Cars and boats, including a massive cargo ship, were picked up as if they were children's toys. Cars bobbed in the water like apples. Boats were crushed under bridges. Homes were reduced to rubble. A few were on fire as the blob carried them into highways and other structures.
在灾难面前,日本可谓是最有准备的几个国家之一了。理由很充分,好几个史上最大规模的灾难都不约而同地发生在了日本,例如1896年那高达100英尺并卷走了27000人的大海啸,还有1995年的阪神大地震和二战时长崎和广岛遭到的核轰炸。
但是又有谁能想到,这场有记录以来最猛烈且震撼全岛的大地震居然将会将以上这些灾难全部整合在一起,让1.26亿人民在恐慌中猜测:大地何时会再次抖动?海潮何时会再次涌来?辐射尘何时会冲向天空?
下午2点46分,当人们都在盘算着如何度过即将来临的周末,默默地看着走动的时钟时,大地开始剧烈抖动。人们很快发现这次地震并不像以往经历过的那么简单,剧烈的摇晃一直持续了5分钟--------对生活在陆地上的人们来说,这5分钟仿佛是无穷无尽。
虽然海啸预警迅速响彻天空,但整个国家一时间都表现得似乎很泰然自若,一副处事不惊的样子。这一点也不意外,对日本人来说,海啸预警已经是家常便饭了。两天前人们就刚刚听到过一次,而一年前发生在智利的特大地震也触发过同样的预警。
但这场非同寻常的地震,将以全新的方式考验日本国民的勇气。
它不仅仅是日本有记录以来最强烈的地震,其引发的6次余震----震级全部在6.3以上,最大的一次7.1级----在接下来的一小时内还接连侵袭了沿岸地区,并引发了高达30英尺高的海啸,以500英里每小时的速度向海岸扑杀而来。
最先传出的影像展示了一幅极其惊人的画面,就像科幻小说里的场景,一大片浑浊的海水以迅雷不及掩耳之势冲刷过稻田,继续涌向仙台的住宅和商业区,所到之处万物皆被无情吞噬,片甲不留。
车辆,船只,甚至巨大的货轮,都像孩童的玩具一样被卷起。汽车在潮水中像苹果一般上下飘摇,船只撞毁在桥墩下,房屋被破坏得只剩废墟。它们被海水席卷到高速路和其他建筑上,有些还燃起了熊熊大火。

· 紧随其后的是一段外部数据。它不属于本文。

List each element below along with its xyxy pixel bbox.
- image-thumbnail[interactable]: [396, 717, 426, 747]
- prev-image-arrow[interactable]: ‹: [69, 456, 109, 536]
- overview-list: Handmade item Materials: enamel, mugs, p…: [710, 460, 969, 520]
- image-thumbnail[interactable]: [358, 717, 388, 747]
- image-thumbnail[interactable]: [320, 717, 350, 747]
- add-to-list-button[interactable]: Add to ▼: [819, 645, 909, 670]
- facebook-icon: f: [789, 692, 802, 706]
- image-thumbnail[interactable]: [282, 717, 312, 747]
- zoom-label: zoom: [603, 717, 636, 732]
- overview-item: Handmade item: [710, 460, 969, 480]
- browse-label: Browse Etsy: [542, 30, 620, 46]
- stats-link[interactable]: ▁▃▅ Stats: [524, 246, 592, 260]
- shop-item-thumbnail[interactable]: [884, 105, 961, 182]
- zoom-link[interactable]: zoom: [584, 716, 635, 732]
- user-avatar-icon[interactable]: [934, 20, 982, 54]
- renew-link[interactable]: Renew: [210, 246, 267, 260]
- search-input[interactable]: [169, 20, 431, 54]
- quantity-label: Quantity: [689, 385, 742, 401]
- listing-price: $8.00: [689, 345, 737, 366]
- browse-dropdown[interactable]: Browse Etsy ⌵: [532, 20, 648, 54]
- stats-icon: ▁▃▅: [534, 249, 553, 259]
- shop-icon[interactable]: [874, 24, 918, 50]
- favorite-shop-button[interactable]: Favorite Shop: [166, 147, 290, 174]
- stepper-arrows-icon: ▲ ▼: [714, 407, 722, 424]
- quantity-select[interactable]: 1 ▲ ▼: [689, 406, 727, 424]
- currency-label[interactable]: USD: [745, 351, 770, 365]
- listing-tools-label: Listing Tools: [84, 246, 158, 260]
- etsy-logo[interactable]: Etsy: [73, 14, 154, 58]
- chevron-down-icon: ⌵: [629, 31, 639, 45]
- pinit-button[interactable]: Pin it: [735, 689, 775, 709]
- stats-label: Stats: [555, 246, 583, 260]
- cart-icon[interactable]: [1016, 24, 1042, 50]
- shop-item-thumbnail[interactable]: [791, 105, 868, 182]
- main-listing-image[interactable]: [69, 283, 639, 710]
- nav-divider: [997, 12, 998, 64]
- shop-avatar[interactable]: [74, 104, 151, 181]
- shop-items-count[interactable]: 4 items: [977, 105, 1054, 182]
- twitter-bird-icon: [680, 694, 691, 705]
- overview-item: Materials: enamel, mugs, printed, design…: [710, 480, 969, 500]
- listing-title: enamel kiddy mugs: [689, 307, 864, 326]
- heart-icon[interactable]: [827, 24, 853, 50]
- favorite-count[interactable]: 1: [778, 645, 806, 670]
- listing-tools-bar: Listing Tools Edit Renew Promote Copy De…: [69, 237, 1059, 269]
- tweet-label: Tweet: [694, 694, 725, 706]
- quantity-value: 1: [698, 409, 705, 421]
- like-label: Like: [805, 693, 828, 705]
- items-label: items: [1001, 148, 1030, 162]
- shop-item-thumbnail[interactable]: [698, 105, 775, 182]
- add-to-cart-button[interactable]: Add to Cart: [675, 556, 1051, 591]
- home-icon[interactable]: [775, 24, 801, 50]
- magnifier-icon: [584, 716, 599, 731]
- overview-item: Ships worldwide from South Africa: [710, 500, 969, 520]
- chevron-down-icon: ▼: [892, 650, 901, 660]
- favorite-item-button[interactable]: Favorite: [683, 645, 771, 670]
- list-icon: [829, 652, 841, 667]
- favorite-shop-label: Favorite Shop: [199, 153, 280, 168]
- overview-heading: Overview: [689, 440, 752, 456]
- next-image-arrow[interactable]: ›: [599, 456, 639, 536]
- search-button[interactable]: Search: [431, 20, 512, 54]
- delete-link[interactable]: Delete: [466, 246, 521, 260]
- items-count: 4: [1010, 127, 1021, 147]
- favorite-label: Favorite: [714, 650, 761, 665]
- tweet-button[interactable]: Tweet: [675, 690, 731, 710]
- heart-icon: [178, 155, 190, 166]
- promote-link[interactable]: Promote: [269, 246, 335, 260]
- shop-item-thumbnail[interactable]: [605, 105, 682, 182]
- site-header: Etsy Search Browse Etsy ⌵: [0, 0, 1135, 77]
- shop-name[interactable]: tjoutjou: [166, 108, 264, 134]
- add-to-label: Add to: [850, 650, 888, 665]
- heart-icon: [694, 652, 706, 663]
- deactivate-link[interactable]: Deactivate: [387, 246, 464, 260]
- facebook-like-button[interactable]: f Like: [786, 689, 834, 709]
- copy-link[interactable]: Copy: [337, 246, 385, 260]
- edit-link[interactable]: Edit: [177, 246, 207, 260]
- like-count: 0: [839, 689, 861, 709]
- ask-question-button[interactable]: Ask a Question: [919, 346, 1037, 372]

。。。。。。。。。。。。。。。。。。。。。。。。。(中间还有一大段无关的就不翻了)

As of Friday evening, almost 7,000 people were dead, more than 10,000 were missing, and no one expects officials are done counting.
The scale of the disaster led Emperor Akihito, a ceremonial but revered figure, to address his country Wednesday on national television, a first during such a crisis.
He encouraged Japan to continue "putting forth its best effort to save all suffering people" and applauded how his countrymen had handled the crises unfolding in their homeland. The world felt the same, he noted.
"These world leaders also say their citizens are impressed with how calm the Japanese people have remained, how they are helping each other and how organized they are. I think it is important that we share the difficult days and overcome this disaster," he said.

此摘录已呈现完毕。